Researchers downloaded entire Ethereum blockchain
Their research [PDF] documents a tool called MAIAN that the team developed to analyze nearly one million smart contracts for vulnerabilities which could lead to frozen coins or a total destruction of these contracts. The tool uses the entire Ethereum blockchain to make a private fork for testing purposes to make sure current contracts or funds aren't disturbed.
"Imagine your goal isn’t to interact with the vending machine in a proper way, but rather you want to break it or get it to serve you for free," Ilya Sergey, an assistant professor of computer science at University College London and co-author of the research told the publication. "Assume we put a few coins in the machine, and just start randomly pushing buttons hoping that the inner workings of the vending machine - which we have no knowledge about, springs and whatnot - eventually releases the latch so you can take the candy."
To be able to play with this vending machine, they downloaded a copy of the entire Ethereum blockchain up to a certain point and ran it locally.
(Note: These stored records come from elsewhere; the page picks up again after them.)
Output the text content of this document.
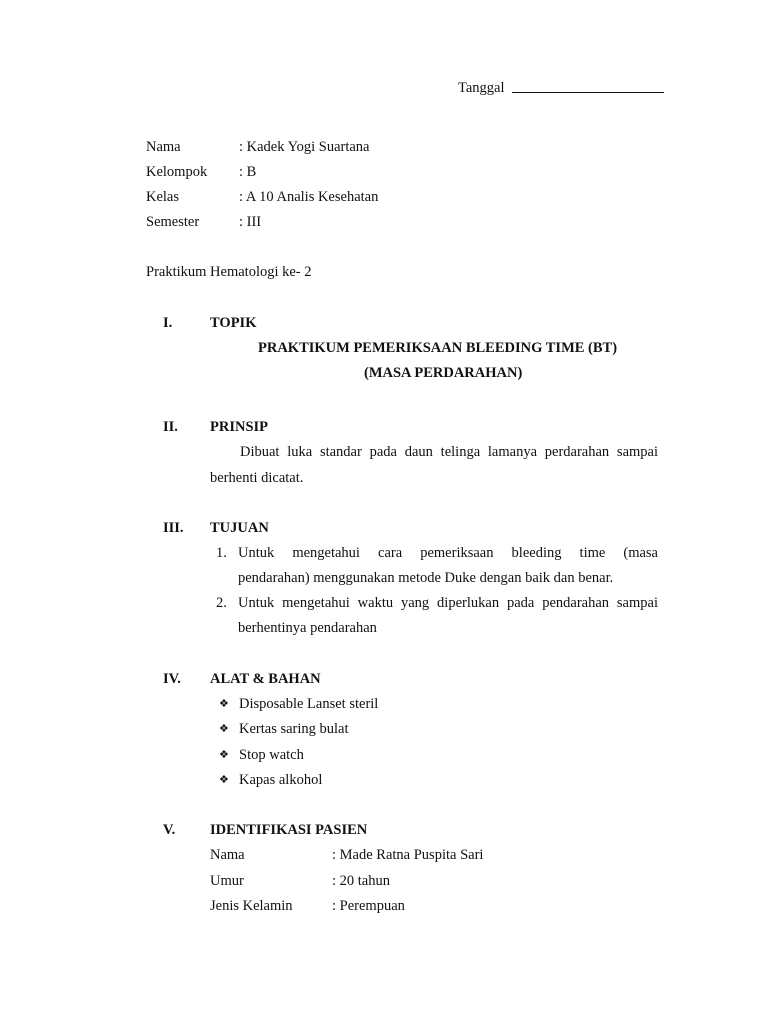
Tanggal
Nama	: Kadek Yogi Suartana
Kelompok : B
Kelas	: A 10 Analis Kesehatan
Semester	: III
Praktikum Hematologi ke- 2
I.	TOPIK
PRAKTIKUM PEMERIKSAAN BLEEDING TIME (BT)
(MASA PERDARAHAN)
II. PRINSIP
Dibuat luka standar pada daun telinga lamanya perdarahan sampai
berhenti dicatat.
III. TUJUAN
1. Untuk mengetahui cara pemeriksaan bleeding time (masa
pendarahan) menggunakan metode Duke dengan baik dan benar.
2. Untuk mengetahui waktu yang diperlukan pada pendarahan sampai
berhentinya pendarahan
IV. ALAT & BAHAN
❖ Disposable Lanset steril
❖ Kertas saring bulat
❖ Stop watch
❖ Kapas alkohol
V. IDENTIFIKASI PASIEN
Nama	: Made Ratna Puspita Sari
Umur	: 20 tahun
Jenis Kelamin	: Perempuan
Executing different permutations of interactions with all the currently live smart contracts, they looked for vulnerabilities.
In a sample of a million smart contracts, they flagged over 34,200 that were critically vulnerable. They also tried to track those the creators of these vulnerable smart contracts but couldn't. As Motherboard notes it isn't necessary if they would have even listened to these researchers. When DevOps199 managed to freeze hundreds of millions in Ethereum, it was discovered that Parity (the company behind the vulnerable code library) was actually made aware of the vulnerability months before.
"In August, a Github contributor called “3esmit” recommended a code change that initWallet should be called when being deployed which at the time was considered a convenience enhancement," Parity had said in its statement post-freeze. "Thus, we committed this proposed enhancement to the library contract that would automatically initialize it by calling initWallet on construction."
As it turned out it wasn't so much about convenience as it was about security.
The researchers have opted not to reveal details of the vulnerable contracts to avoid similar incidents from happening. As for how others could do the damage, they wrote criminals would "have to do at least as much work as we did" to exploit this idea.
- Their research is currently undergoing peer review and might eventually help make it easier for researchers to identify vulnerabilities in smart contracts, leading to potential fixes.